Example: if your description mentions “PDF files”:
Can you help me extract text from this PDF?
The model autonomously decides to use your Skill if it matches the request — you don’t need to explicitly invoke it.
Debug a Skill
If Qwen Code doesn’t use your Skill, check these common issues:
Make the description specific
Too vague:
description: Helps with documents
Specific:
description: Extract text and tables from PDF files, fill forms, merge documents. Use when working with PDFs, forms, or document extraction.
Verify file path
- Personal Skills:
~/.qwen/skills/<skill-name>/SKILL.md - Project Skills:
.qwen/skills/<skill-name>/SKILL.md
# Personal
ls ~/.qwen/skills/my-skill/SKILL.md
# Project
ls .qwen/skills/my-skill/SKILL.md
Check YAML syntax
Invalid YAML prevents the Skill metadata from loading correctly.
cat SKILL.md | head -n 15
Ensure:
- Opening
---on line 1 - Closing
---before Markdown content - Valid YAML syntax (no tabs, correct indentation)
View errors
Run Qwen Code with debug mode to see Skill loading errors:
qwen --experimental-skills --debug
Share Skills with your team
You can share Skills through project repositories:
- Add the Skill under
.qwen/skills/ - Commit and push
- Teammates pull the changes and run with
--experimental-skills
git add .qwen/skills/
git commit -m "Add team Skill for PDF processing"
git push
Update a Skill
Edit SKILL.md directly:
# Personal Skill
code ~/.qwen/skills/my-skill/SKILL.md
# Project Skill
code .qwen/skills/my-skill/SKILL.md
Changes take effect the next time you start Qwen Code. If Qwen Code is already running, restart it to load the updates.
Remove a Skill
Delete the Skill directory:
# Personal
rm -rf ~/.qwen/skills/my-skill
# Project
rm -rf .qwen/skills/my-skill
git commit -m "Remove unused Skill"
Best practices
Keep Skills focused
One Skill should address one capability:
- Focused: “PDF form filling”, “Excel analysis”, “Git commit messages”
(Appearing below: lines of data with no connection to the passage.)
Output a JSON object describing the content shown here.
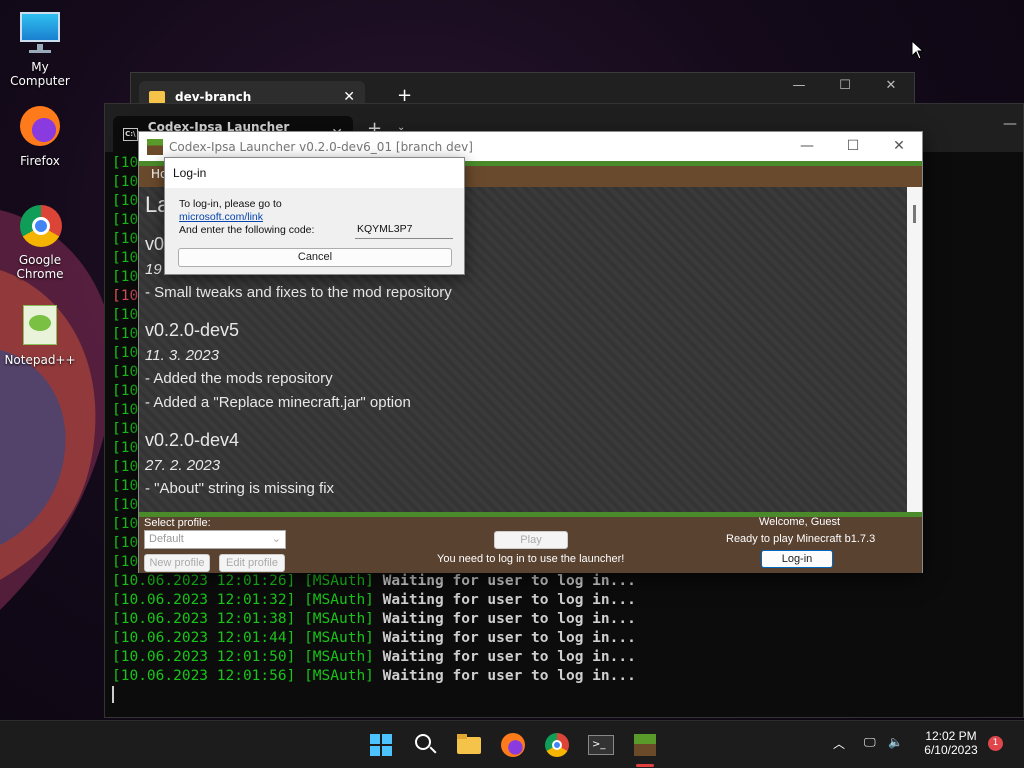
{
  "desktop": {
    "icons": [
      {
        "label": "My Computer"
      },
      {
        "label": "Firefox"
      },
      {
        "label": "Google Chrome"
      },
      {
        "label": "Notepad++"
      }
    ]
  },
  "explorer": {
    "tab_title": "dev-branch",
    "close": "✕",
    "new_tab": "+"
  },
  "terminal": {
    "tab_title": "Codex-Ipsa Launcher v0.2.0-d",
    "tab_icon": "C:\\",
    "partial_prefix": "[10",
    "log": [
      {
        "time": "[10.06.2023 12:01:26]",
        "tag": "[MSAuth]",
        "msg": "Waiting for user to log in..."
      },
      {
        "time": "[10.06.2023 12:01:32]",
        "tag": "[MSAuth]",
        "msg": "Waiting for user to log in..."
      },
      {
        "time": "[10.06.2023 12:01:38]",
        "tag": "[MSAuth]",
        "msg": "Waiting for user to log in..."
      },
      {
        "time": "[10.06.2023 12:01:44]",
        "tag": "[MSAuth]",
        "msg": "Waiting for user to log in..."
      },
      {
        "time": "[10.06.2023 12:01:50]",
        "tag": "[MSAuth]",
        "msg": "Waiting for user to log in..."
      },
      {
        "time": "[10.06.2023 12:01:56]",
        "tag": "[MSAuth]",
        "msg": "Waiting for user to log in..."
      }
    ]
  },
  "launcher": {
    "title": "Codex-Ipsa Launcher v0.2.0-dev6_01 [branch dev]",
    "menu_home": "Ho",
    "changelog": {
      "heading": "La",
      "v1_partial": "v0",
      "d1_partial": "19",
      "v1_item": "- Small tweaks and fixes to the mod repository",
      "v2": "v0.2.0-dev5",
      "d2": "11. 3. 2023",
      "v2_item1": "- Added the mods repository",
      "v2_item2": "- Added a \"Replace minecraft.jar\" option",
      "v3": "v0.2.0-dev4",
      "d3": "27. 2. 2023",
      "v3_item1": "- \"About\" string is missing fix"
    },
    "bottom": {
      "select_profile_label": "Select profile:",
      "profile_value": "Default",
      "new_profile": "New profile",
      "edit_profile": "Edit profile",
      "play": "Play",
      "play_hint": "You need to log in to use the launcher!",
      "welcome": "Welcome, Guest",
      "ready": "Ready to play Minecraft b1.7.3",
      "login": "Log-in"
    }
  },
  "dialog": {
    "title": "Log-in",
    "line1": "To log-in, please go to",
    "link": "microsoft.com/link",
    "line2": "And enter the following code:",
    "code": "KQYML3P7",
    "cancel": "Cancel"
  },
  "taskbar": {
    "time": "12:02 PM",
    "date": "6/10/2023",
    "notifications": "1"
  }
}
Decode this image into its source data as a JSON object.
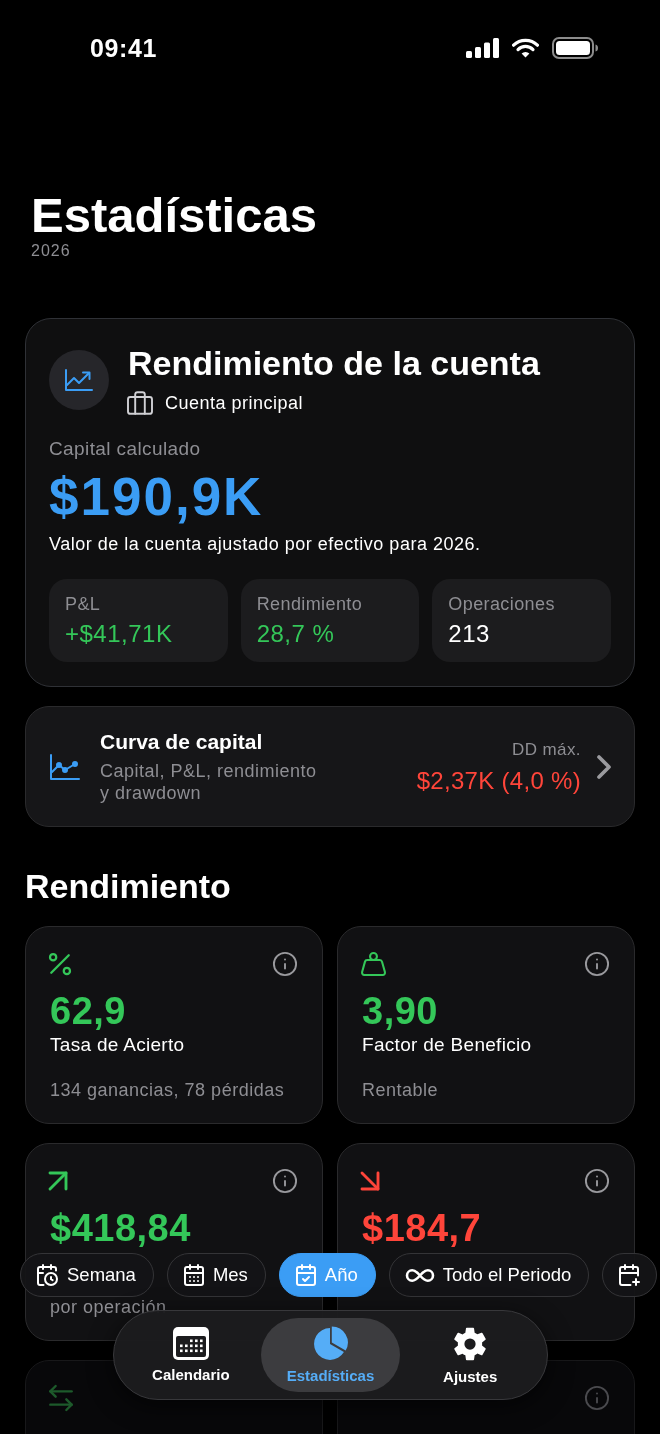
{
  "status_bar": {
    "time": "09:41"
  },
  "header": {
    "title": "Estadísticas",
    "subtitle": "2026"
  },
  "account_card": {
    "title": "Rendimiento de la cuenta",
    "account": "Cuenta principal",
    "capital_label": "Capital calculado",
    "capital_value": "$190,9K",
    "description": "Valor de la cuenta ajustado por efectivo para 2026.",
    "stats": [
      {
        "label": "P&L",
        "value": "+$41,71K",
        "color": "#34c759"
      },
      {
        "label": "Rendimiento",
        "value": "28,7 %",
        "color": "#34c759"
      },
      {
        "label": "Operaciones",
        "value": "213",
        "color": "#ffffff"
      }
    ]
  },
  "equity_curve": {
    "title": "Curva de capital",
    "subtitle": "Capital, P&L, rendimiento y drawdown",
    "drawdown_label": "DD máx.",
    "drawdown_value": "$2,37K (4,0 %)"
  },
  "performance": {
    "title": "Rendimiento",
    "metrics": [
      {
        "kind": "percent",
        "color": "#34c759",
        "info": true,
        "value": "62,9",
        "label": "Tasa de Acierto",
        "detail": "134 ganancias, 78 pérdidas"
      },
      {
        "kind": "weight",
        "color": "#34c759",
        "info": true,
        "value": "3,90",
        "label": "Factor de Beneficio",
        "detail": "Rentable"
      },
      {
        "kind": "arrow_up",
        "color": "#34c759",
        "info": true,
        "value": "$418,84",
        "detail": "por operación"
      },
      {
        "kind": "arrow_down",
        "color": "#ff453a",
        "info": true,
        "value": "$184,7"
      },
      {
        "kind": "swap",
        "color": "#1d5a2b",
        "info": false
      },
      {
        "kind": "blank",
        "info": true
      }
    ]
  },
  "period_filter": [
    {
      "kind": "week",
      "label": "Semana",
      "selected": false
    },
    {
      "kind": "month",
      "label": "Mes",
      "selected": false
    },
    {
      "kind": "year",
      "label": "Año",
      "selected": true
    },
    {
      "kind": "all",
      "label": "Todo el Periodo",
      "selected": false
    },
    {
      "kind": "custom",
      "selected": false
    }
  ],
  "tab_bar": [
    {
      "kind": "calendar",
      "label": "Calendario",
      "selected": false
    },
    {
      "kind": "stats",
      "label": "Estadísticas",
      "selected": true
    },
    {
      "kind": "settings",
      "label": "Ajustes",
      "selected": false
    }
  ]
}
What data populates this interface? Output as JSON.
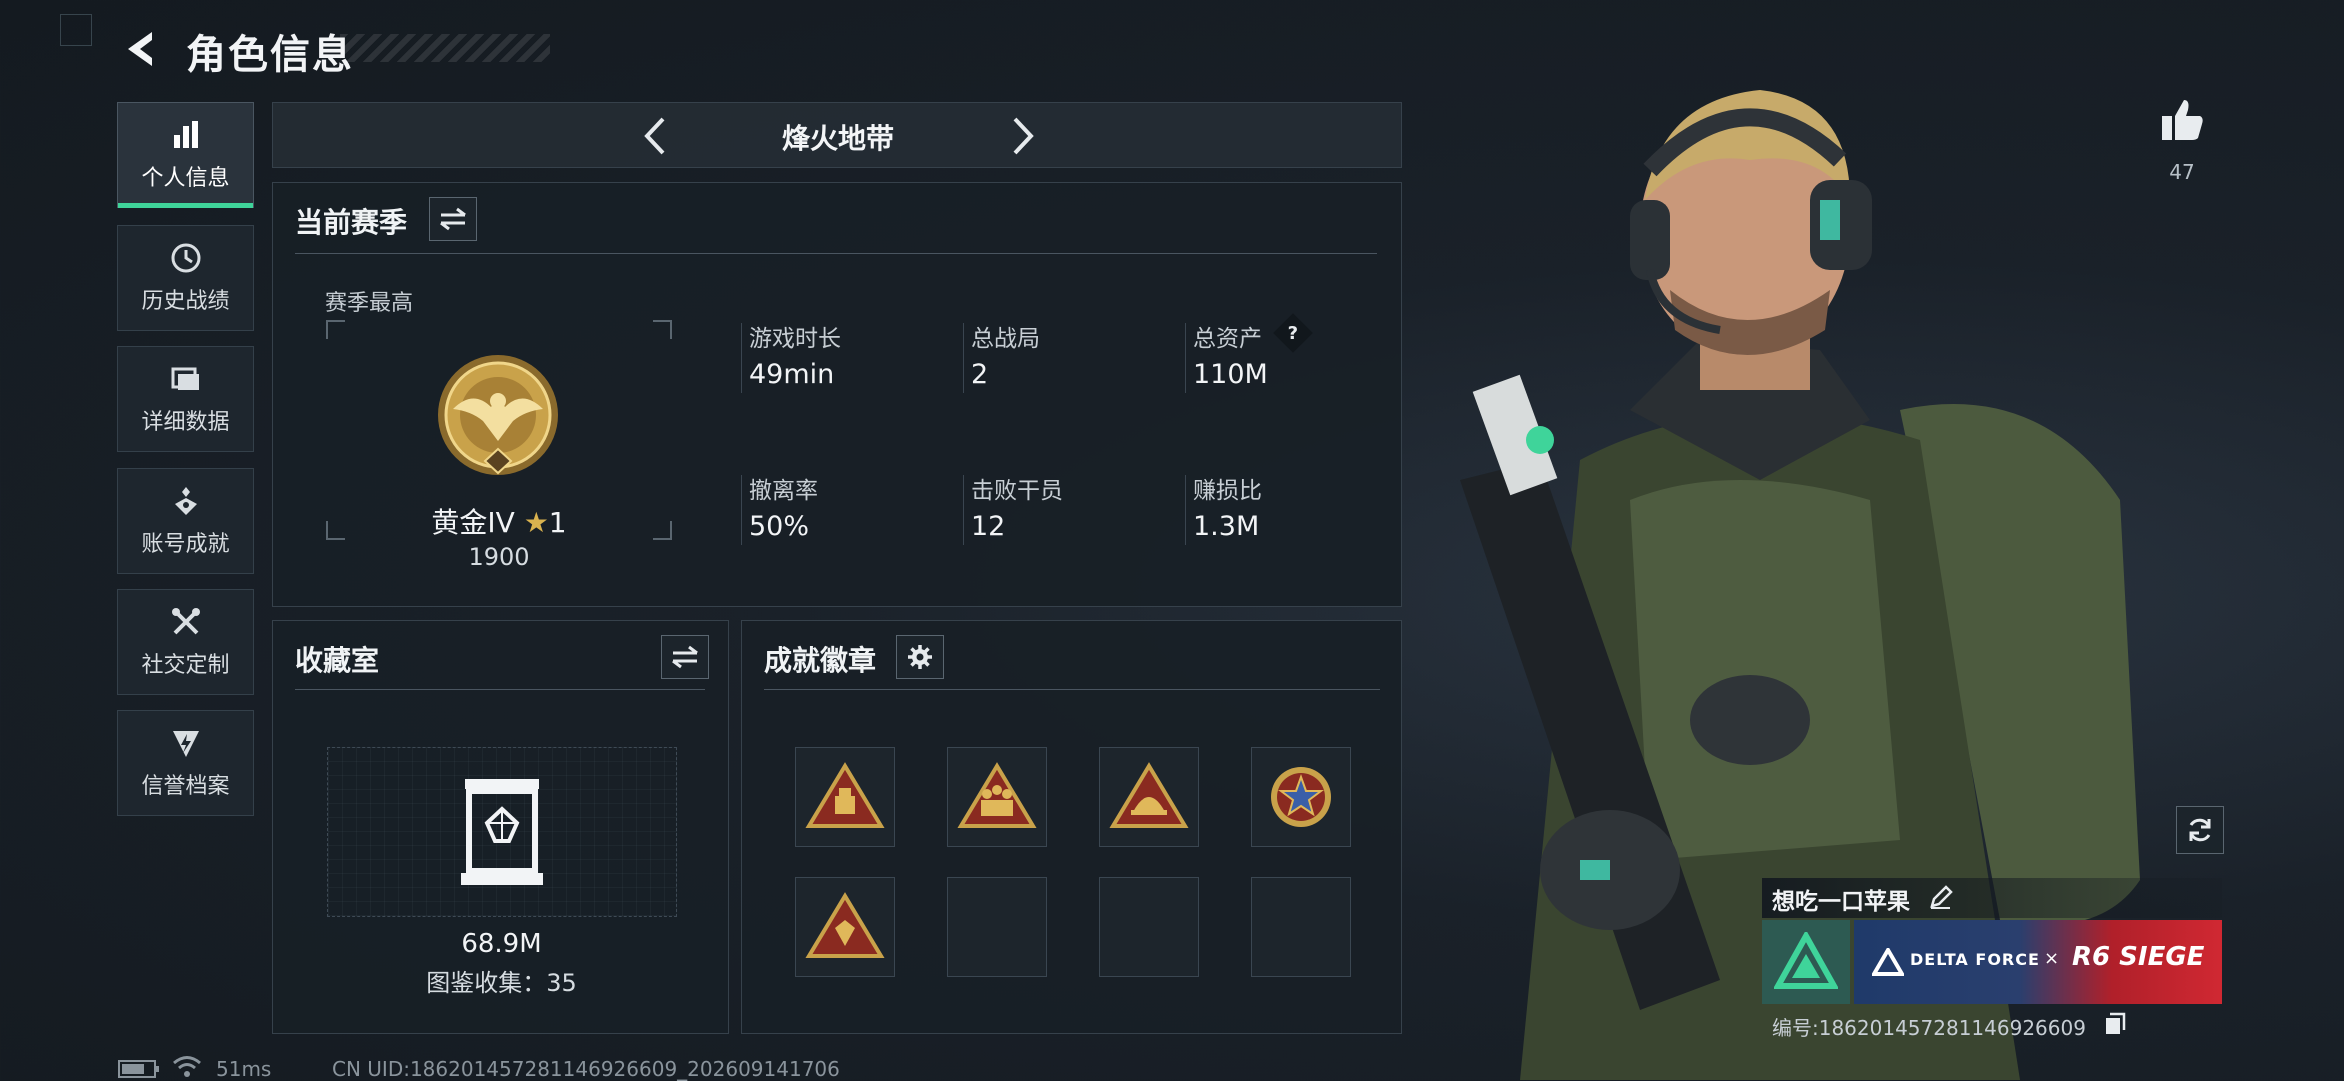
{
  "header": {
    "title": "角色信息"
  },
  "sidebar": {
    "items": [
      {
        "label": "个人信息",
        "icon": "bar-chart-icon",
        "active": true
      },
      {
        "label": "历史战绩",
        "icon": "history-clock-icon",
        "active": false
      },
      {
        "label": "详细数据",
        "icon": "folder-icon",
        "active": false
      },
      {
        "label": "账号成就",
        "icon": "medal-icon",
        "active": false
      },
      {
        "label": "社交定制",
        "icon": "tools-icon",
        "active": false
      },
      {
        "label": "信誉档案",
        "icon": "shield-bolt-icon",
        "active": false
      }
    ]
  },
  "mode": {
    "title": "烽火地带"
  },
  "season": {
    "title": "当前赛季",
    "best_label": "赛季最高",
    "rank_name": "黄金IV",
    "rank_stars": "1",
    "rank_score": "1900",
    "stats": [
      {
        "label": "游戏时长",
        "value": "49min"
      },
      {
        "label": "总战局",
        "value": "2"
      },
      {
        "label": "总资产",
        "value": "110M",
        "help": "?"
      },
      {
        "label": "撤离率",
        "value": "50%"
      },
      {
        "label": "击败干员",
        "value": "12"
      },
      {
        "label": "赚损比",
        "value": "1.3M"
      }
    ]
  },
  "collection": {
    "title": "收藏室",
    "value": "68.9M",
    "count_label": "图鉴收集：35"
  },
  "achievements": {
    "title": "成就徽章",
    "badges": [
      "crate-badge",
      "squad-badge",
      "helmet-badge",
      "star-emblem-badge",
      "gem-badge",
      "",
      "",
      ""
    ]
  },
  "likes": {
    "count": "47"
  },
  "player": {
    "name": "想吃一口苹果",
    "banner_brand1": "DELTA FORCE",
    "banner_x": "×",
    "banner_brand2": "R6 SIEGE",
    "id_label": "编号:186201457281146926609"
  },
  "footer": {
    "ping": "51ms",
    "uid": "CN UID:186201457281146926609_202609141706"
  },
  "colors": {
    "accent": "#3fd49a",
    "gold": "#c9a24a",
    "badge_red": "#8a2a20"
  }
}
- Too broad: “Document processing” (split into smaller Skills)
Write clear descriptions
Help the model discover when to use Skills by including specific triggers:
description: Analyze Excel spreadsheets, create pivot tables, and generate charts. Use when working with Excel files, spreadsheets, or .xlsx data.
Test with your team
- Does the Skill activate when expected?
- Are the instructions clear?
- Are there missing examples or edge cases?